Prima della narrazione della passione del Signore Gesù, il vangelo di Giovanni si dilunga nei discorsi dell’ultima cena che si concludono in questo capitolo 17.mo che è solitamente detto, più o meno propriamente, la preghiera sacerdotale e sarebbe meglio chiamare preghiera dell’unità o per l’unità della Chiesa.
Gli studiosi credono di individuare una complessa elaborazione del testo, ma a noi interessa piuttosto alimentarci a quella intensità che vede al centro termini come ‘gloria’ ed ‘ora’, non nuovi, ma certo a noi non così consueti nell’accezione del nostro uso abituale, disparata rispetto al sentire di Giovanni.
Già a Cana di Galilea abbiamo trovato il richiamo all’ora che qui “è giunta”; subito avvertiamo, nell’innalzarsi dell’invocazione al Padre, come abbia senso supremo; nel quarto vangelo riconosciamo facilmente indichi il sacrificio del Signore Gesù sulla croce, e sempre qui – contrariamente al nostro immediato sentire – è un po’ tutt’uno con quanto è detto ‘gloria’.
Mentre nel nostro intendere corrente la gloria si connette a vistosi trionfi e nel pensiero classico all’apparire, il termine, della lingua di Gesù si riferisce al peso, cioè all’importanza di qualcuno o qualche cosa: la gloria del Signore Gesù dà peso, fa concreto, incarna e compie il mandato d’amore del Padre.
Gesù qui invoca dal Padre che lo glorifichi e al tempo ne resti, lui pure, glorificato tanto è intenso il legame, fin nel sacrificio, del Figlio con il Padre.
Coloro che gli ha dato avranno allora la vita eterna che è “conoscere”, consiste nel fare esperienza, nell’unione vitale con “l’unico vero Dio, e colui che ha(i) mandato, Gesù Cristo”. La vita eterna, non si riferisce tanto ad un tempo infinitamente esteso – come ci è istintivo pensare – indica piuttosto un rapporto, l’intensità del legame che, nel Signore Gesù, ci lega con il Padre.
Gesù ha ricevuto il mandato di donare la vita eterna ai discepoli e glorifica il Padre appunto in questa opera di salvezza e rivelazione: “Ho fatto conoscere il tuo nome agli uomini che mi hai dato dal mondo.

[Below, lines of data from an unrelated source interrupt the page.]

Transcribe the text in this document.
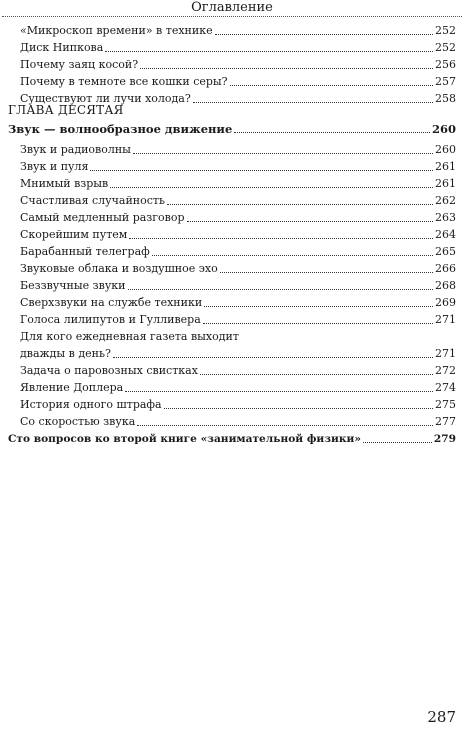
Оглавление
«Микроскоп времени» в технике	252
Диск Нипкова	252
Почему заяц косой?	256
Почему в темноте все кошки серы?	257
Существуют ли лучи холода?	258
ГЛАВА ДЕСЯТАЯ
Звук — волнообразное движение	260
Звук и радиоволны	260
Звук и пуля	261
Мнимый взрыв	261
Счастливая случайность	262
Самый медленный разговор	263
Скорейшим путем	264
Барабанный телеграф	265
Звуковые облака и воздушное эхо	266
Беззвучные звуки	268
Сверхзвуки на службе техники	269
Голоса лилипутов и Гулливера	271
Для кого ежедневная газета выходит
дважды в день?	271
Задача о паровозных свистках	272
Явление Доплера	274
История одного штрафа	275
Со скоростью звука	277
Сто вопросов ко второй книге «занимательной физики»	279
287
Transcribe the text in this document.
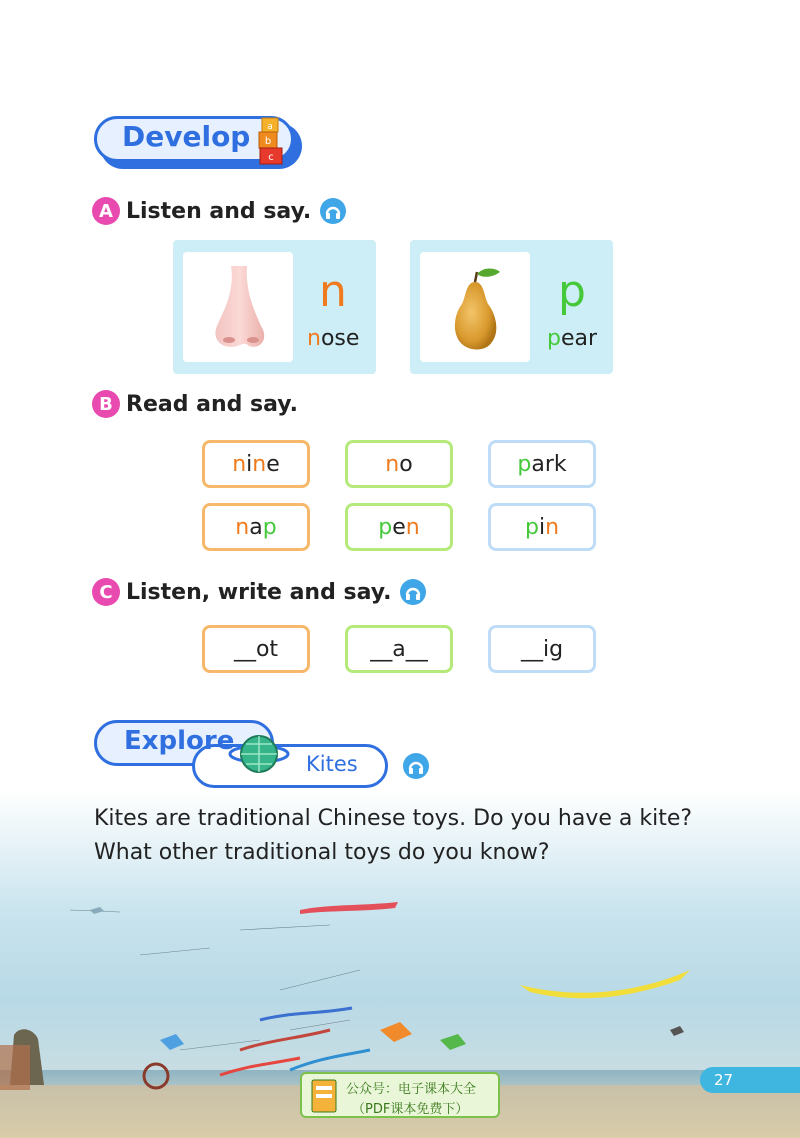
Develop a
b
c
A Listen and say.
n
nose
p
pear
B Read and say.
n i n e	n o	p ark
n a p	p e n	p i n
C Listen, write and say.
__ot	__a__	__ig
Explore
Kites
Kites are traditional Chinese toys. Do you have a kite?
What other traditional toys do you know?
公众号：电子课本大全
（PDF课本免费下）
27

Erano tuoi e li hai dati a me ed essi hanno osservato la tua parola” (la parola di Gesù è la stessa del Padre).
Gesù prega per loro, non per il mondo; “perché sono tuoi” dice al Padre mentre ormai non è (librato verso il Padre, non si sente ormai) più nel mondo, mentre essi vi permangono.
E qui il culmine: “Padre santo, custodisci nel tuo nome coloro che mi hai dato, perché siano una cosa sola, come noi”. La preghiera che svela il misterioso rapporto tra Gesù e il Padre vibra non solo nel loro rapporto, include “coloro che il Padre gli ha dato” in modo tanto intenso da essere “una cosa sola come noi” e così donar loro vincolo in quell’amore divino.